Was Männer nie gefragt werden

Personalmanagement

Als sie 2017 in den Freenet-Aufsichtsrat gewählt wurde, avancierte die Digitalexpertin Fränzi Kühne zum Medienstar. Doch die Interview­fragen der Presse drehten sich hauptsächlich um ihre Frisur und ihr Frausein. Nun hat sie den Spieß umgedreht und männliche Promis mit solchen Fragen konfrontiert.

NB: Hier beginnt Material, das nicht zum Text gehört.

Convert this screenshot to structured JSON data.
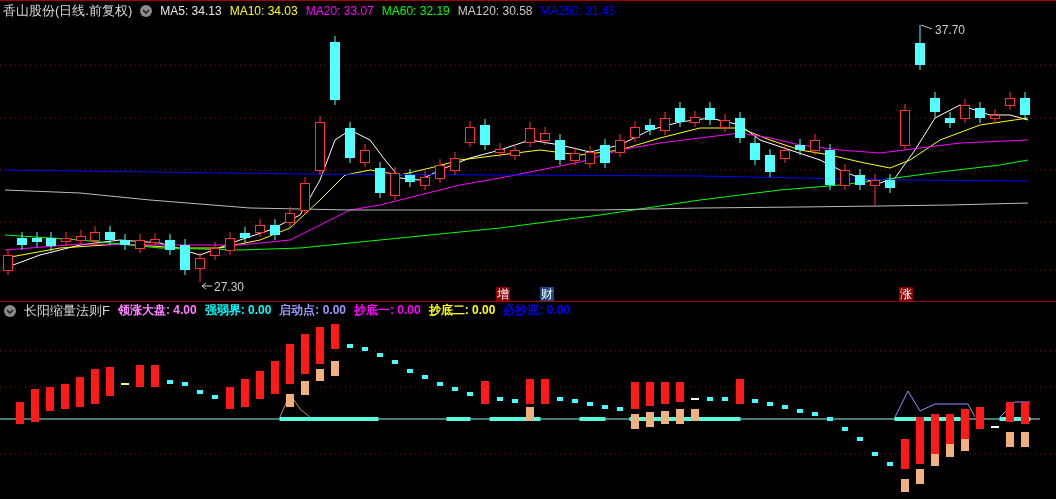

Das erste Interview nach ihrer Aufsichtsratsberufung erschien vor vier Jahren in der Zeit. Fränzi Kühne war damals Inhaberin und Geschäftsführerin der Digitalagentur TLGG, sie gehört laut Edition F zu den 25 wichtigsten Frauen der digitalen Zukunft, setzte mit ihrer Agentur Millionen um und beriet Kunden wie die Lufthansa, Spotify oder die Deutsche Bahn.

Die Zeit-Redakteurin trifft Fränzi Kühne damals einen Tag vor der Hauptversammlung des Telekommunikationsunternehmens Freenet: Vor 600 Aktionärinnen und Anteilsinhabern wird sie ihre siebenminütige Rede halten. Die Einstiegsfrage eines Interviews entscheidet oft darüber, ob es überhaupt weitergelesen wird, sie ist Anreiz und Neugiertrigger, sie legt die Tonalität eines Gesprächs fest. „Verraten Sie uns, was Sie in Ihrem Koffer haben? Was werden Sie morgen anziehen?“, will die Wochenzeitung als Erstes von Fränzi Kühne wissen. Fränzi Kühne beantwortet allerlei solcher Fragen gewissenhaft und ehrlich. Bis ihr ein Jahr später eine Impulsgeberin sagt: „Es geht fast nur um deine Klamotten, um dein Aussehen, um deine Familienpflichten.“ Es handelt sich um die Maschinenbauingenieurin Martina Merz, die damals selbst einige Aufsichtsratsmandate innehatte und seit 2019 dem Vorstand des Industriekonzerns Thyssenkrupp vorsitzt. Einem männlichen Aufsichtsratsmitglied würde man solche Fragen nie stellen, sagt Merz zu Fränzi Kühne. Sie wundert sich, dass es nie um Digitalisierung gehe, das Thema der Stunde, für das Kühne stehe.

Würden Männer zu Mode, Zweifeln und Familie befragt, wie lauteten wohl die Antworten? Fränzi Kühne wollte es wissen und schrieb ein Buch, für das sie berühmte Vertreter aus Wirtschaft, Politik und Kultur zu den Themen befragte, über die sie sich jahrelang äußern musste: Was können Sie, was junge Frauen nicht können? (Sie wurde gefragt: Was können Sie, was ältere Männer nicht können?) Verraten Sie uns, was Sie in Ihrem Koffer haben? Wie bringen Sie Familie und Karriere unter einen Hut? Haben Sie das Gefühl, dass Sie für Ihre Karriere persönlich viel opfern mussten?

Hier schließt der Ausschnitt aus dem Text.